Consciousness and Death

Death is a complicated, and disconcerting, thing that we must all eventually face in the end. After all, there is no escaping from the Grim Reaper, merely delaying his arrival. However, what if there is some way that death isn’t…… permanent? In today’s entry we’ll be discussing what death really entails for consciousness and the loss thereof.

When people often talk about “death” they often speak of an “eternal oblivion,” but such speak implies that there is an objective you to experience that eternal oblivion, when we all know that the very word “death” implies the cessation of existence, of nonbeing; nothing can experience the state of not existing because you don’t exist, it’s not a state you are in. This ties back into my earlier forays into discussing antinatalism wherein I explained how some of the arguments for antinatalism are flawed because they presuppose an objective you existing to experience nonexistence, see those other posts for more detail, linked above.

Death is more akin to a mere interruption in consciousness, a bit like sleep really, except that in the traditional naturalistic view of death you don’t wake up. However, with recent advancements in our understanding of nature, as well as technological advancements in the near future that could theoretically enable you to emulate entire human minds, that might not necessarily be the case.

Even if we don’t find a way to emulate entire human minds on computers there always exists the possibility of a Boltzmann brain, which is essentially a thought experiment revolving around how the universe we live in isn’t as chaotic as thermodynamics says it should be, and how the possibility of a single consciousness, or “brain,” arising from random quantum flunctuations is more plausible than the current phase of the universe we find ourselves in, which itself spends most of eternity in a state of thermal equilibrium. If true, this thought experiment holds enormous consequences, but that’s a topic for another time entirely.

It’s entirely plausible, indeed even probable, that over a long enough period of time something with the same memories and thoughts and feelings as you have will arise out of mere random quantum flunctuations, this being a Boltzmann brain, and without delving into the “swamp man” thought experiment of the late and great American philosopher Donald Davidson, is you for all intents and purposes, and henceforth you’d “wake up” from the incredibly long slumber that is death.

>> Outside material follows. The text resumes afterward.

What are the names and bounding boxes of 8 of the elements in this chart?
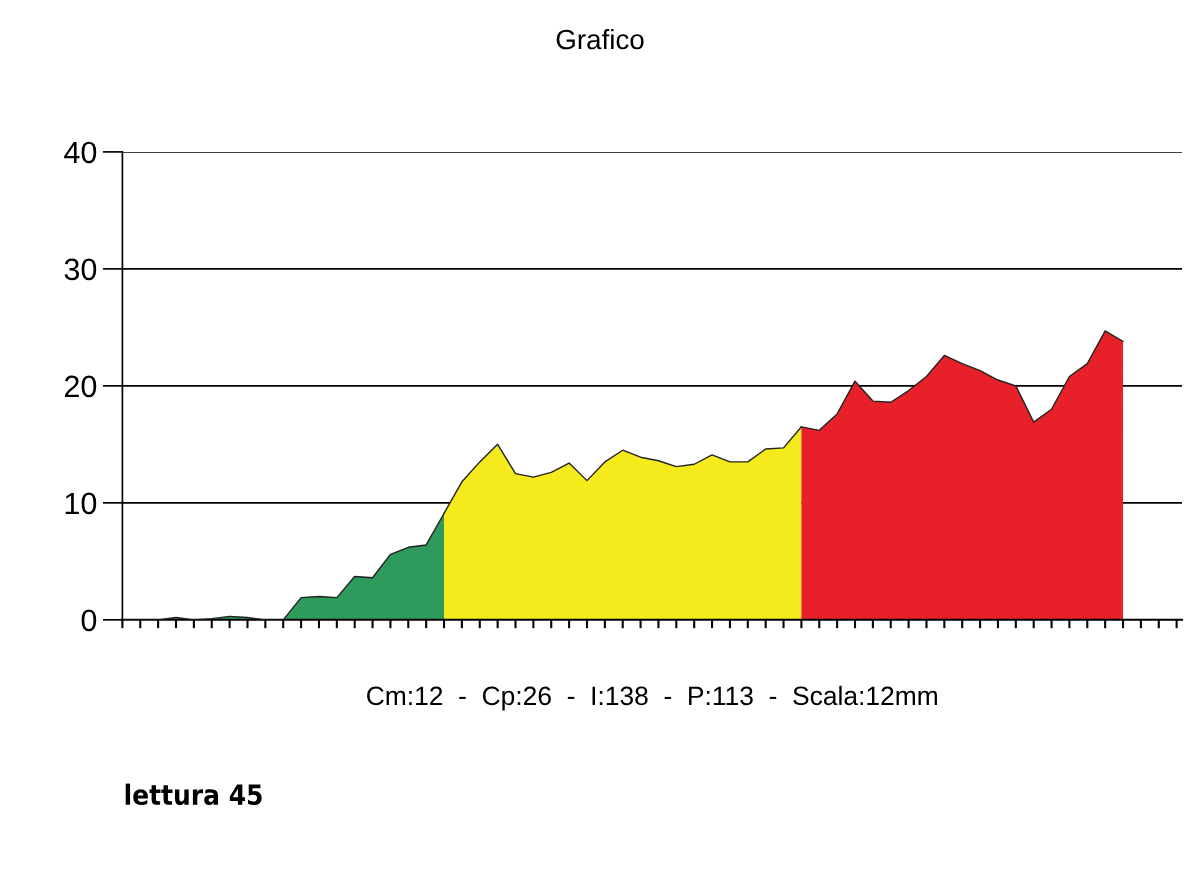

Hence, even if it takes a really long time to “wake up,” not even the grim reaper himself can hold on to you forever. So if the inevitable prospect of death frightens you, think of the bright side, for you will wake up eventually, even if it takes a long-ass time to do so.


A Purposeless Universe

It should go without saying that our universe has no intent, if such a vast universe were made solely for us, a meek species of ape that can only inhabit a small portion of the surface of one average planet, in one average solar system, in an average, minor even, arm of an unextraordinary galaxy that is merely one out of hundreds of billions of galaxies in our own universe alone, why is it that the vast majority of that universe is deadly, far and wide, to humanity. Indeed, the universe is trying to kill us every day. To think that we are special, that this universe was made just for us, is absurd, and it is not only absurd, but arrogant and foolish as well.

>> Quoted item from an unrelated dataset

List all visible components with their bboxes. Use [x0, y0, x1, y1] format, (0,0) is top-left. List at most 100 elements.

One could accuse me of being a nihilist, but I am merely stating objective reality, and if one were to continue reading further, you will see that is not the case at all. Just because the universe is without purpose doesn’t mean you, the reader, are without purpose, or I, the author, am without purpose. It would be absurd to say otherwise. But we weren’t “created” with any divine plan in mind, the fact that we exist at all is statistically unlikely, the result of a chance encounter between one sperm and one egg, which itself is the result of a chance encounter between one man and one woman. Your parents. If one were to roll back the clock, would your parents still get together and have sex on that particular night that that particular sperm and egg happened to combine? I don’t know, but I don’t think the universe is deterministic, so if I were a betting man, I would bet that the probability of that chance encounter happening again would be effectively nil.

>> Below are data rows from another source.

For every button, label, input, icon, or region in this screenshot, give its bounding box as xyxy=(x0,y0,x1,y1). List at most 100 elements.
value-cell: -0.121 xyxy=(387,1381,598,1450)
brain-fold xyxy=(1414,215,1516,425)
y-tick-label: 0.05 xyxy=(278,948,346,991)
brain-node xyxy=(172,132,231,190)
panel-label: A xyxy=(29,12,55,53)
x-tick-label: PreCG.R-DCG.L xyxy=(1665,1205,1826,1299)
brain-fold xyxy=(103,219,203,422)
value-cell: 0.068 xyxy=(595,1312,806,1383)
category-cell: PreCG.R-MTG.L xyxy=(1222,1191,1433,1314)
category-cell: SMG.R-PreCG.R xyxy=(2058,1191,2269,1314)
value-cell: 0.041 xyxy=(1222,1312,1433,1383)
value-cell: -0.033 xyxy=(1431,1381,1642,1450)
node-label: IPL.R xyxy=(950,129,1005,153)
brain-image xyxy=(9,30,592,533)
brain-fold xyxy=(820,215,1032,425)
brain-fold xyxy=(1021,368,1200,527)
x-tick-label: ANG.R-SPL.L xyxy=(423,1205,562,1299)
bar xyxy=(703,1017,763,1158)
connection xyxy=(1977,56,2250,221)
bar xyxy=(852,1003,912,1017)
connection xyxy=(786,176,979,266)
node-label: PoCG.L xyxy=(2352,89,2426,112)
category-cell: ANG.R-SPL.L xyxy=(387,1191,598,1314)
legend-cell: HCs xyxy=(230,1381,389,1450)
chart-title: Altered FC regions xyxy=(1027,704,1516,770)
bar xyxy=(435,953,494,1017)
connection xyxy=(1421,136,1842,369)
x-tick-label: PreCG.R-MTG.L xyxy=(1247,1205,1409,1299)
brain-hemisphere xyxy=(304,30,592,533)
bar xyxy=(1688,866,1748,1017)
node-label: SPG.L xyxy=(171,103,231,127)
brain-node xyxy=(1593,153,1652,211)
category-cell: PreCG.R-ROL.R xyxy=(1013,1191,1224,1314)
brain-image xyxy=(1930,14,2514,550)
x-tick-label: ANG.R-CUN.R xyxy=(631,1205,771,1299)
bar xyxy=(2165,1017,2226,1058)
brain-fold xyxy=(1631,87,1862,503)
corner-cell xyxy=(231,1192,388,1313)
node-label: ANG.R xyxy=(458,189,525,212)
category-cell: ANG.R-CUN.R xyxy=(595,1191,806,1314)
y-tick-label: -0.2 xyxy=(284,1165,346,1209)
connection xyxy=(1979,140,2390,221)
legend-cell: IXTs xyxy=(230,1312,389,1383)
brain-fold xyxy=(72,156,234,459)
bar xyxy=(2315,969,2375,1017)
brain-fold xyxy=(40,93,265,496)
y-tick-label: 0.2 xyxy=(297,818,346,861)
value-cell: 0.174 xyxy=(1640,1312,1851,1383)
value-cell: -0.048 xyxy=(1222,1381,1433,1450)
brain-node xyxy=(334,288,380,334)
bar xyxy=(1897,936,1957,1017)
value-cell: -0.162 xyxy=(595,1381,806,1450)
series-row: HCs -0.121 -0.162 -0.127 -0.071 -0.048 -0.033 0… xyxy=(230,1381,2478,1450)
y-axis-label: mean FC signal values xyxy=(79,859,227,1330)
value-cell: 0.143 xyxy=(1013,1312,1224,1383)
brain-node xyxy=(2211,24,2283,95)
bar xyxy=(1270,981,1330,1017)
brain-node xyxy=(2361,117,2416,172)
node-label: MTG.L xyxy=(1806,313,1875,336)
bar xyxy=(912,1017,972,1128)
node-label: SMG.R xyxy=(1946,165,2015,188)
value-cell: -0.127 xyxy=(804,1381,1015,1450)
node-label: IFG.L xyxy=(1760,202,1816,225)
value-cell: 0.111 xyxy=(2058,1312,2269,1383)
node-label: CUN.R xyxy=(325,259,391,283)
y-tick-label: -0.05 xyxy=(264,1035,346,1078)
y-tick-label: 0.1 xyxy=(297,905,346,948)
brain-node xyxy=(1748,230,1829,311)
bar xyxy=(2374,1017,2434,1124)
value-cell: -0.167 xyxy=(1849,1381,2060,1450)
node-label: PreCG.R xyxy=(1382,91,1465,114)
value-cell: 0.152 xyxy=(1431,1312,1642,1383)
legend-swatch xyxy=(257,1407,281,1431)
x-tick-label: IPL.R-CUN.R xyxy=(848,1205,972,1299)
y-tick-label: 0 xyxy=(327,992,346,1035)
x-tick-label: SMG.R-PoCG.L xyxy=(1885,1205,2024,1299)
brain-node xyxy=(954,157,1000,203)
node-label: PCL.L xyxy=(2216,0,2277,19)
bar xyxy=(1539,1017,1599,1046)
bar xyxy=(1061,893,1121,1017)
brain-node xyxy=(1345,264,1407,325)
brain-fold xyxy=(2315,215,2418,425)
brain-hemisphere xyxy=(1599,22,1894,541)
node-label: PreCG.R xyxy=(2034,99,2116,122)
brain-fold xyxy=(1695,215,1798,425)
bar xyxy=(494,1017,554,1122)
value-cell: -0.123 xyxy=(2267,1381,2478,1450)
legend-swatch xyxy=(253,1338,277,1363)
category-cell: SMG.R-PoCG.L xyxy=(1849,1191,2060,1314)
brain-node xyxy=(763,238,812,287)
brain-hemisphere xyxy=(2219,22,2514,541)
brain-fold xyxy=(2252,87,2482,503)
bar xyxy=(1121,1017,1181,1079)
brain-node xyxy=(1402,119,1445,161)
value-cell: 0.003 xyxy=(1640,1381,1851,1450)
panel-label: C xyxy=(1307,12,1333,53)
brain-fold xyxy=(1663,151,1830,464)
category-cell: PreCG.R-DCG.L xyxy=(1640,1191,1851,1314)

But what does give us purpose, then, if no one intended for us to even exist? Well, you see, the answer is simple. We ourselves give our lives whatever purpose we desire within our own limited time here on Earth. So don’t lament that fact, embrace it instead. You can be out there, creating a legacy that will far outlast your death, if you only cared enough. We ourselves determine if we will be remembered or not by future generations based off of our actions, and in that respect, only we can give ourselves purpose.